We don't try to provide breaking news on this blog. It's beyond our capacity -- if we want to keep our day jobs, as practicing lawyers.
But we sure do like to kibbitz.
On Wednesday, Eli Lilly & Co. released the results of a survey of 402 psychiatrists who treat patients with bipolar disorder or schizophrenia. More than half of the psychiatrists believed that their patients who stopped taking medication or reduced their dosage did so after seeing lawyers' advertisements disparaging anti-psychotic drugs. (Click here for the report about the study on law.com and here for commentary from PointOfLaw.com.) Patients' medical care thus suffered because of lawyers' advertisements.
We're not surprised. Some patients will be convinced when they read about the supposed ill effects of drugs and will stop taking the drugs. Film at 11.
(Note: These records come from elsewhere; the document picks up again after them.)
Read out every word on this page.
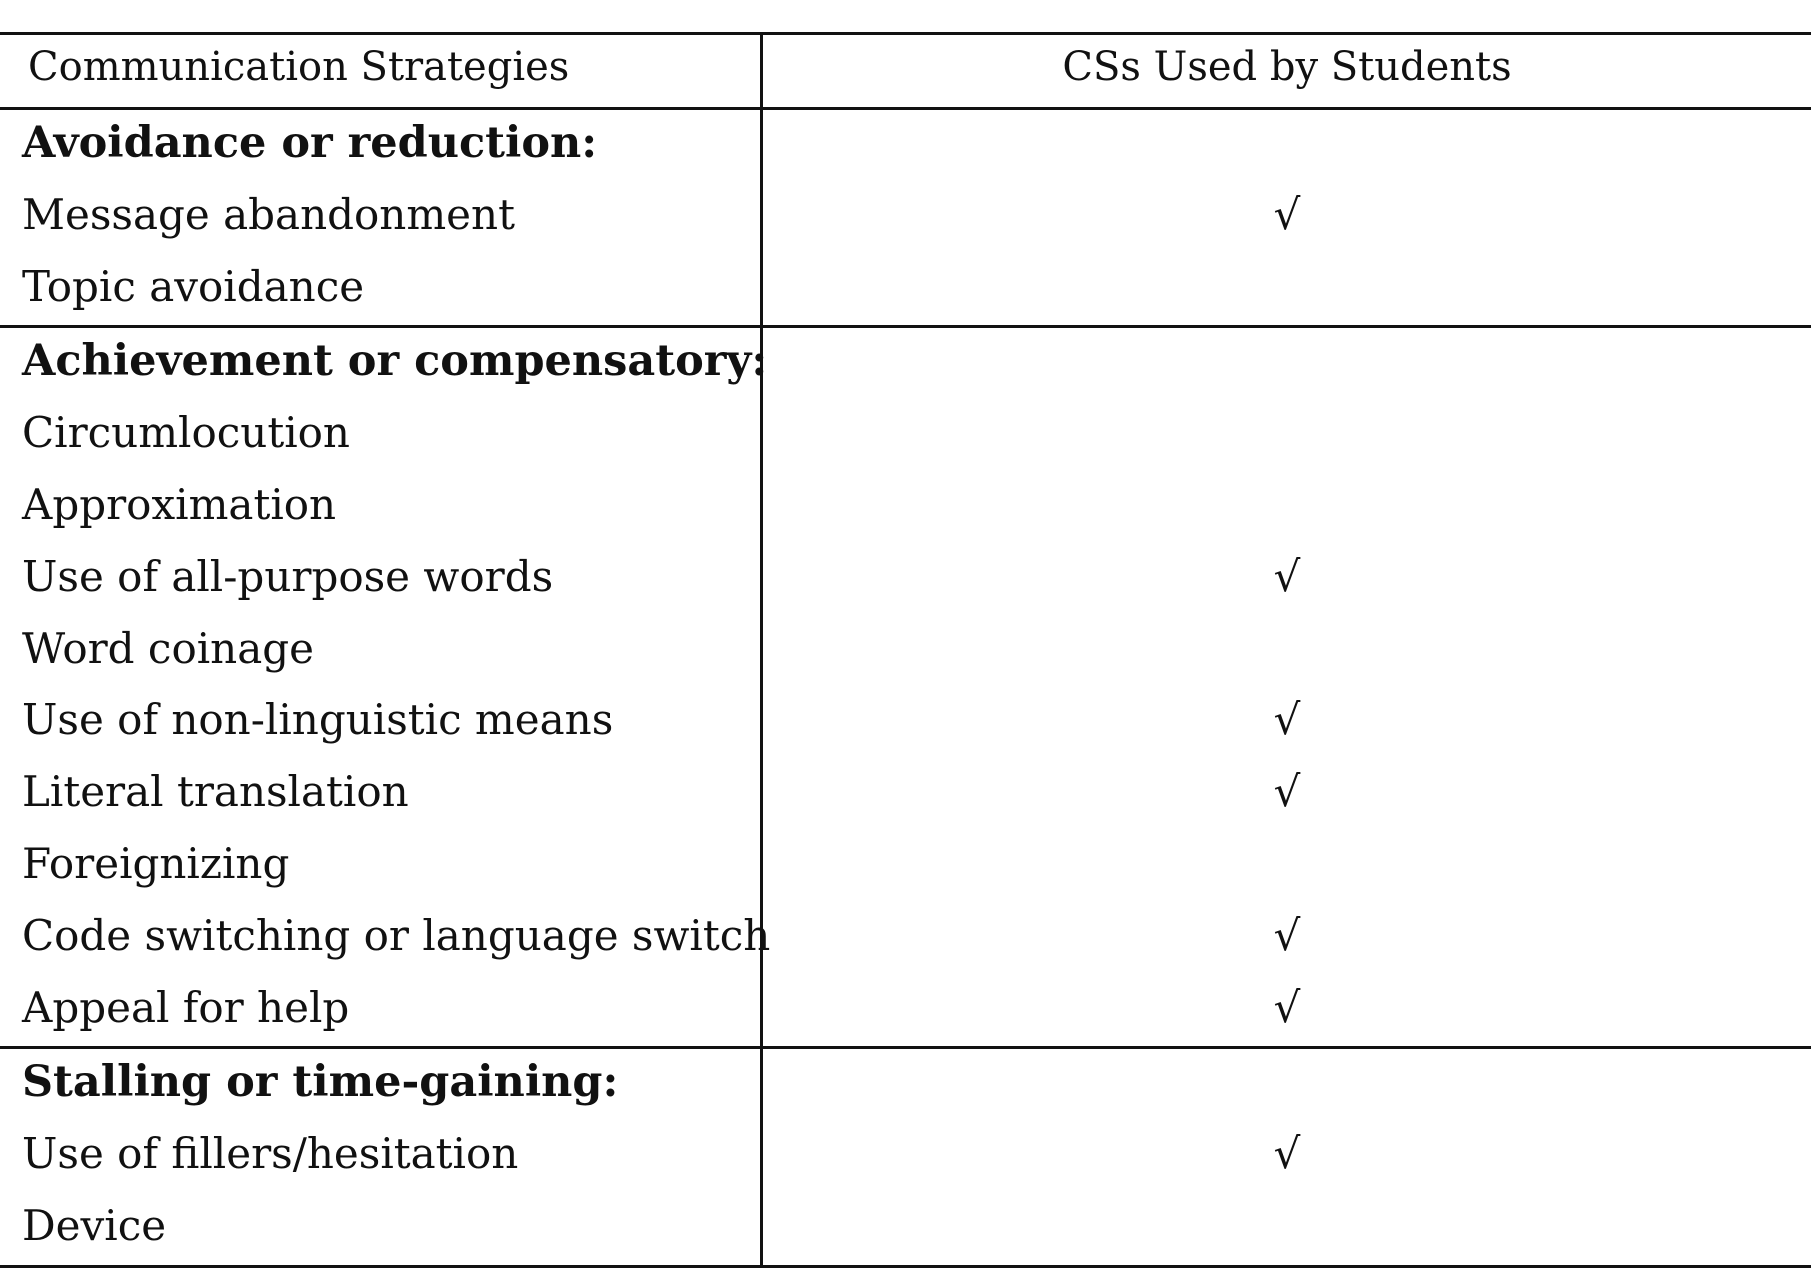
Communication Strategies	CSs Used by Students
Avoidance or reduction:
Message abandonment	√
Topic avoidance
Achievement or compensatory:
Circumlocution
Approximation
Use of all-purpose words	√
Word coinage
Use of non-linguistic means	√
Literal translation	√
Foreignizing
Code switching or language switch	√
Appeal for help	√
Stalling or time-gaining:
Use of fillers/hesitation	√
Device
Here's what we want to add to the debate: We don't think that the damage stops there. Yes, lawyer ads may cause patients to stop taking medications that they need. But we think plaintiffs' lawyers also sometimes actually cause their clients to suffer pain.
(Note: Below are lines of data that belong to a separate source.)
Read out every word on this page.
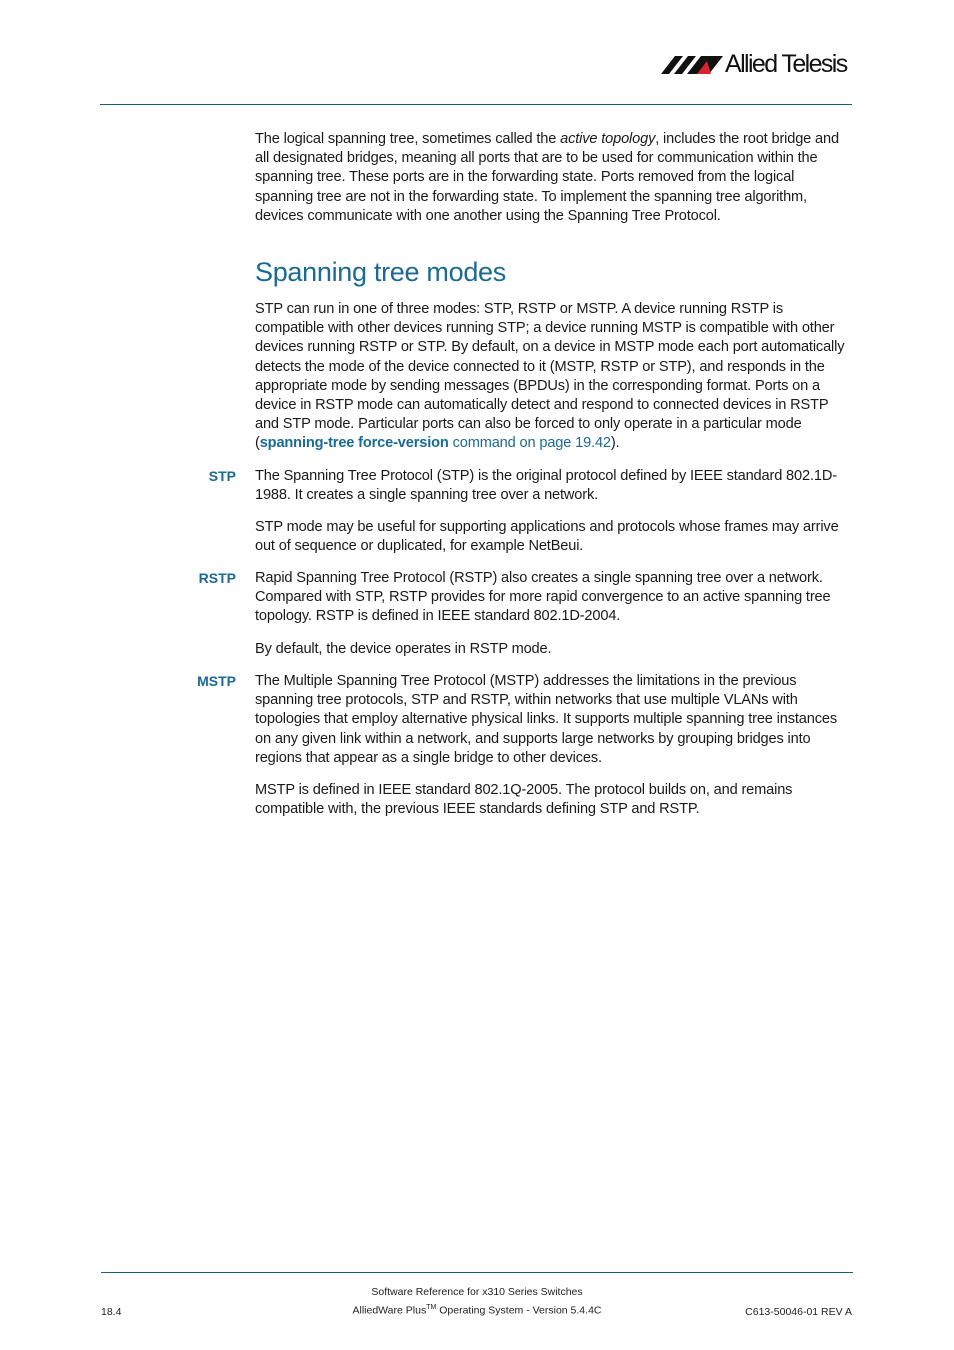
Allied Telesis

The logical spanning tree, sometimes called the active topology, includes the root bridge and all designated bridges, meaning all ports that are to be used for communication within the spanning tree. These ports are in the forwarding state. Ports removed from the logical spanning tree are not in the forwarding state. To implement the spanning tree algorithm, devices communicate with one another using the Spanning Tree Protocol.

Spanning tree modes

STP can run in one of three modes: STP, RSTP or MSTP. A device running RSTP is compatible with other devices running STP; a device running MSTP is compatible with other devices running RSTP or STP. By default, on a device in MSTP mode each port automatically detects the mode of the device connected to it (MSTP, RSTP or STP), and responds in the appropriate mode by sending messages (BPDUs) in the corresponding format. Ports on a device in RSTP mode can automatically detect and respond to connected devices in RSTP and STP mode. Particular ports can also be forced to only operate in a particular mode (spanning-tree force-version command on page 19.42).

STP The Spanning Tree Protocol (STP) is the original protocol defined by IEEE standard 802.1D-1988. It creates a single spanning tree over a network.

STP mode may be useful for supporting applications and protocols whose frames may arrive out of sequence or duplicated, for example NetBeui.

RSTP Rapid Spanning Tree Protocol (RSTP) also creates a single spanning tree over a network. Compared with STP, RSTP provides for more rapid convergence to an active spanning tree topology. RSTP is defined in IEEE standard 802.1D-2004.

By default, the device operates in RSTP mode.

MSTP The Multiple Spanning Tree Protocol (MSTP) addresses the limitations in the previous spanning tree protocols, STP and RSTP, within networks that use multiple VLANs with topologies that employ alternative physical links. It supports multiple spanning tree instances on any given link within a network, and supports large networks by grouping bridges into regions that appear as a single bridge to other devices.

MSTP is defined in IEEE standard 802.1Q-2005. The protocol builds on, and remains compatible with, the previous IEEE standards defining STP and RSTP.

Software Reference for x310 Series Switches
AlliedWare Plus™ Operating System - Version 5.4.4C
18.4	C613-50046-01 REV A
We're thinking about cases where plaintiffs' lawyers suggest to their clients that they may be in pain:
Did you receive breast implants? They can cause your joints to ache. Do your joints ache?
Were pedicle screws used in your spinal fusion surgery? They can cause people's backs to hurt. Does your back hurt?
We're big believers in the power of suggestion. When electric streetlights were first installed (at the turn of the last century), rumors were rampant that exposure to the lights caused illnesses. And people became ill because of the power of suggestion.
An elementary school teacher of one of your humble scribes had our sixth grade class run an experiment. At the teacher's suggestion, on one day we each asked one particular classmate whether she felt okay, because she didn't look so good.
Before lunch, she went to the nurse's office and was sent home ill.
We suspect -- although we can't prove it -- that many people read lawyers' ads disparaging a certain medical treatment, visit lawyers, and then legitimately become convinced (through the power of suggestion) that they're ill.
What of it?
First, we'd like to know if we're right. Perhaps some scholar can figure out a way to test our thesis.
Second, if it turns out that we're right, then aggressive defense counsel might consider impleading plaintiffs' counsel as third party defendants in certain injury cases. The defendant's product did not in fact cause the harm, the third party complaint would say. Rather, plaintiff's counsel's suggestive comments caused the plaintiff to believe that he or she was hurt; plaintiff's counsel is thus the true cause of the injury.
Oh, brave new world that hath such concepts in it.